Jest. Rosyjska zima i skrajny realizm, który składa się na wyjątkową
powieść drogi.
Główną bohaterką utworu jest Anna, która
wraz ze swoją najbliższą rodziną i kilkorgiem przyjaciół postanawia
uciec z Moskwy, gdzie szerzy się epidemia, a miasto jest zdominowane
przez bezwzględne wojsko. Celem wyprawy uciekinierów jest mała chatka na
wysepce jeziora Wong w Karelii, historycznej krainy niegdyś należącej
do Finlandii. Oprócz typowych problemów podróżniczych (prowiant,
paliwo), dochodzą kłopoty sercowe (w grupie jest i syn Anny i jej
kochanek Sierioża. Dodajmy do tego jego byłą żonę, Irmę, i mamy zamęt na
całego), a wreszcie i cały aspekt postapokalipsy z obowiązkowymi,
zdziczałymi bandytami na czele. Najważniejsza jest jednak zima. Okrutna,
bezlitosna, skuwająca lodem całą Rosję, gdzie niedobitki od wirusa nie
walczą w zasadzie o przetrwanie, a jedynie o godną śmierć (tu zapada w
pamięć scena z kradzieżą puszek z jedzeniem). Tutaj widać największy
dramatyzm bohaterów, którzy starają się ocalić najbliższych, często
kosztem innych, napotkanych osób. To świat, w którym nie ma miejsca na
łączenie się w grupy, wzajemną pomoc, czy mówiąc wprost – ludzką
solidarność. Humanizm ustępuje miejsca egoizmowi, a ludzkie emocje
brutalnemu instynktowi samozachowawczemu. Realizm owych zachowań,
dbałość o psychologię postaci, barwna akcja i intrygująca fabuła czynią z
powieści książkę dobrą, z którą warto się zapoznać, jednak jej
nieznajomość w żaden sposób nie wpłynie na naszą świadomość czytelniczą.
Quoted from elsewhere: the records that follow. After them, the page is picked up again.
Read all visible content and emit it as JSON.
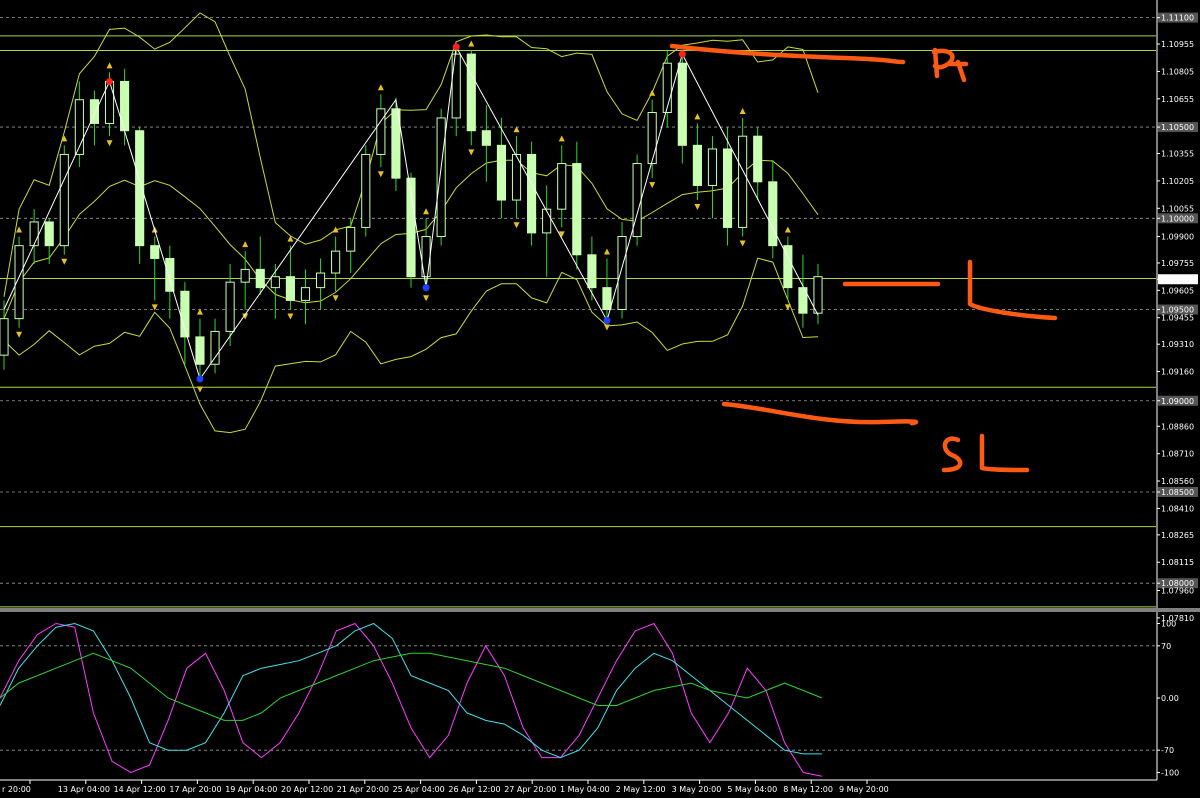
{
  "chart_data": [
    {
      "type": "candlestick",
      "instrument_panel": "main",
      "y_ticks": [
        "1.11100",
        "1.10955",
        "1.10805",
        "1.10655",
        "1.10500",
        "1.10355",
        "1.10205",
        "1.10055",
        "1.10000",
        "1.09900",
        "1.09755",
        "1.09666",
        "1.09605",
        "1.09500",
        "1.09455",
        "1.09310",
        "1.09160",
        "1.09000",
        "1.08860",
        "1.08710",
        "1.08560",
        "1.08500",
        "1.08410",
        "1.08265",
        "1.08115",
        "1.08000",
        "1.07960",
        "1.07810"
      ],
      "highlighted_ticks": [
        "1.11100",
        "1.10500",
        "1.10000",
        "1.09500",
        "1.09000",
        "1.08500",
        "1.08000"
      ],
      "current_price": "1.09666",
      "ylim": [
        1.0776,
        1.1118
      ],
      "dashed_levels": [
        1.111,
        1.105,
        1.1,
        1.095,
        1.09,
        1.085,
        1.08
      ],
      "horizontal_levels": [
        1.11,
        1.1092,
        1.0967,
        1.09074,
        1.0831,
        1.0787
      ],
      "x_ticks": [
        "r 20:00",
        "13 Apr 04:00",
        "14 Apr 12:00",
        "17 Apr 20:00",
        "19 Apr 04:00",
        "20 Apr 12:00",
        "21 Apr 20:00",
        "25 Apr 04:00",
        "26 Apr 12:00",
        "27 Apr 20:00",
        "1 May 04:00",
        "2 May 12:00",
        "3 May 20:00",
        "5 May 04:00",
        "8 May 12:00",
        "9 May 20:00"
      ],
      "candles": [
        [
          1.0925,
          1.0955,
          1.0917,
          1.0945
        ],
        [
          1.0945,
          1.099,
          1.094,
          1.0985
        ],
        [
          1.0985,
          1.1005,
          1.0975,
          1.0998
        ],
        [
          1.0998,
          1.1,
          1.0975,
          1.0985
        ],
        [
          1.0985,
          1.104,
          1.098,
          1.1035
        ],
        [
          1.1035,
          1.1075,
          1.1028,
          1.1065
        ],
        [
          1.1065,
          1.107,
          1.104,
          1.1052
        ],
        [
          1.1052,
          1.108,
          1.1045,
          1.1075
        ],
        [
          1.1075,
          1.1082,
          1.104,
          1.1048
        ],
        [
          1.1048,
          1.105,
          1.0975,
          1.0985
        ],
        [
          1.0985,
          1.099,
          1.0955,
          1.0978
        ],
        [
          1.0978,
          1.0985,
          1.0945,
          1.096
        ],
        [
          1.096,
          1.0965,
          1.092,
          1.0935
        ],
        [
          1.0935,
          1.0945,
          1.091,
          1.092
        ],
        [
          1.092,
          1.0945,
          1.0915,
          1.0938
        ],
        [
          1.0938,
          1.0975,
          1.093,
          1.0965
        ],
        [
          1.0965,
          1.0982,
          1.095,
          1.0972
        ],
        [
          1.0972,
          1.099,
          1.0958,
          1.0962
        ],
        [
          1.0962,
          1.0975,
          1.0945,
          1.0968
        ],
        [
          1.0968,
          1.0985,
          1.095,
          1.0955
        ],
        [
          1.0955,
          1.0972,
          1.0942,
          1.0962
        ],
        [
          1.0962,
          1.0978,
          1.095,
          1.097
        ],
        [
          1.097,
          1.099,
          1.096,
          1.0982
        ],
        [
          1.0982,
          1.1,
          1.097,
          1.0995
        ],
        [
          1.0995,
          1.104,
          1.099,
          1.1035
        ],
        [
          1.1035,
          1.1068,
          1.1028,
          1.106
        ],
        [
          1.106,
          1.1066,
          1.1015,
          1.1022
        ],
        [
          1.1022,
          1.1025,
          1.0962,
          1.0968
        ],
        [
          1.0968,
          1.1,
          1.096,
          1.099
        ],
        [
          1.099,
          1.106,
          1.0985,
          1.1055
        ],
        [
          1.1055,
          1.1095,
          1.1045,
          1.109
        ],
        [
          1.109,
          1.1092,
          1.104,
          1.1048
        ],
        [
          1.1048,
          1.1062,
          1.102,
          1.104
        ],
        [
          1.104,
          1.1055,
          1.1,
          1.101
        ],
        [
          1.101,
          1.1045,
          1.1,
          1.1035
        ],
        [
          1.1035,
          1.1042,
          1.0985,
          1.0992
        ],
        [
          1.0992,
          1.1018,
          1.0968,
          1.1005
        ],
        [
          1.1005,
          1.104,
          1.0995,
          1.103
        ],
        [
          1.103,
          1.1042,
          1.0972,
          1.098
        ],
        [
          1.098,
          1.099,
          1.0955,
          1.0962
        ],
        [
          1.0962,
          1.0978,
          1.0944,
          1.095
        ],
        [
          1.095,
          1.0998,
          1.0945,
          1.099
        ],
        [
          1.099,
          1.1035,
          1.0985,
          1.103
        ],
        [
          1.103,
          1.1065,
          1.1022,
          1.1058
        ],
        [
          1.1058,
          1.1092,
          1.105,
          1.1085
        ],
        [
          1.1085,
          1.109,
          1.103,
          1.104
        ],
        [
          1.104,
          1.1052,
          1.101,
          1.1018
        ],
        [
          1.1018,
          1.1045,
          1.1,
          1.1038
        ],
        [
          1.1038,
          1.105,
          1.0985,
          1.0995
        ],
        [
          1.0995,
          1.1055,
          1.099,
          1.1045
        ],
        [
          1.1045,
          1.105,
          1.101,
          1.102
        ],
        [
          1.102,
          1.1032,
          1.0978,
          1.0985
        ],
        [
          1.0985,
          1.099,
          1.0955,
          1.0962
        ],
        [
          1.0962,
          1.098,
          1.094,
          1.0948
        ],
        [
          1.0948,
          1.0975,
          1.0942,
          1.0968
        ]
      ],
      "zigzag": [
        [
          0,
          1.095
        ],
        [
          7,
          1.1075
        ],
        [
          13,
          1.0912
        ],
        [
          26,
          1.1065
        ],
        [
          28,
          1.0962
        ],
        [
          30,
          1.1094
        ],
        [
          40,
          1.0944
        ],
        [
          45,
          1.109
        ],
        [
          54,
          1.0947
        ]
      ],
      "markers": [
        {
          "color": "#ff2020",
          "point": [
            7,
            1.1075
          ]
        },
        {
          "color": "#ff2020",
          "point": [
            30,
            1.1094
          ]
        },
        {
          "color": "#ff2020",
          "point": [
            45,
            1.109
          ]
        },
        {
          "color": "#2040ff",
          "point": [
            13,
            1.0912
          ]
        },
        {
          "color": "#2040ff",
          "point": [
            28,
            1.0962
          ]
        },
        {
          "color": "#2040ff",
          "point": [
            40,
            1.0944
          ]
        }
      ],
      "colors": {
        "candle": "#c8ffb0",
        "wick": "#2dd82d",
        "zigzag": "#ffffff",
        "band": "#c8dc37",
        "level": "#a8d84a",
        "grid": "#9a9a9a",
        "arrow": "#e6c21e"
      },
      "annotations": [
        "PT",
        "L",
        "SL"
      ]
    },
    {
      "type": "line",
      "instrument_panel": "oscillator",
      "y_ticks": [
        "100",
        "70",
        "0.00",
        "-70",
        "-100"
      ],
      "ylim": [
        -110,
        110
      ],
      "dashed_levels": [
        70,
        -70
      ],
      "series": [
        {
          "color": "#ff3cff",
          "values": [
            0,
            50,
            85,
            100,
            95,
            -20,
            -85,
            -100,
            -90,
            -30,
            40,
            60,
            10,
            -60,
            -80,
            -60,
            -20,
            30,
            90,
            100,
            70,
            20,
            -40,
            -80,
            -50,
            20,
            70,
            30,
            -40,
            -80,
            -80,
            -50,
            0,
            50,
            90,
            100,
            60,
            -20,
            -60,
            -20,
            40,
            10,
            -60,
            -100,
            -105
          ]
        },
        {
          "color": "#40e0e8",
          "values": [
            -10,
            40,
            70,
            95,
            100,
            90,
            50,
            0,
            -60,
            -70,
            -70,
            -60,
            -20,
            30,
            40,
            45,
            50,
            60,
            70,
            90,
            100,
            80,
            30,
            20,
            10,
            -20,
            -30,
            -35,
            -50,
            -70,
            -80,
            -70,
            -40,
            10,
            40,
            60,
            50,
            30,
            10,
            -10,
            -30,
            -50,
            -70,
            -75,
            -75
          ]
        },
        {
          "color": "#30d030",
          "values": [
            0,
            20,
            30,
            40,
            50,
            60,
            50,
            40,
            20,
            0,
            -10,
            -20,
            -30,
            -30,
            -20,
            0,
            10,
            20,
            30,
            40,
            50,
            55,
            60,
            60,
            55,
            50,
            45,
            40,
            30,
            20,
            10,
            0,
            -10,
            -10,
            0,
            10,
            15,
            20,
            10,
            5,
            0,
            10,
            20,
            10,
            0
          ]
        }
      ]
    }
  ]
}
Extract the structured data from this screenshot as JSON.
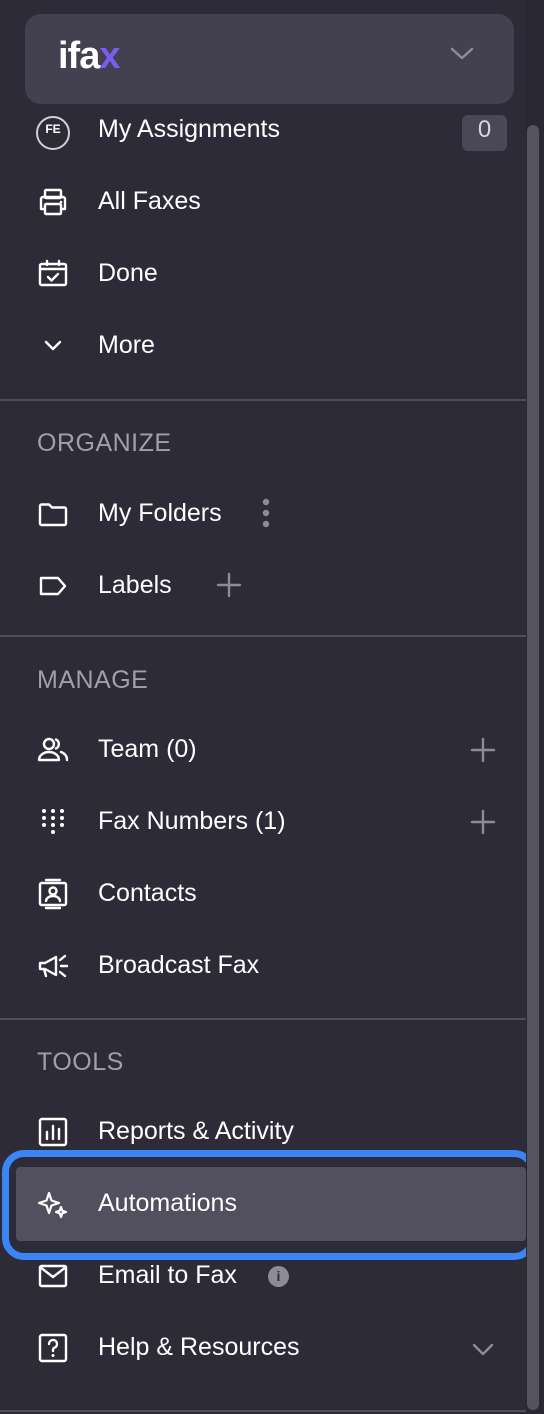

Recenzja zamieszczona wcześniej na portalu DZIKA BANDA
Recenzja owa zapewniła mi trochę zamieszania i lekkich problemów, ale do dziś jej nie żałuję. Po czasie wręcz podkreślę, że jest to lektura mocno przechwalona. Jeśli ktoś chce dobrego post-apo w klimacie totalnej zimy, niech sięgnie po "Dopóki nie zgasną gwiazdy" Piotra Patykiewicza.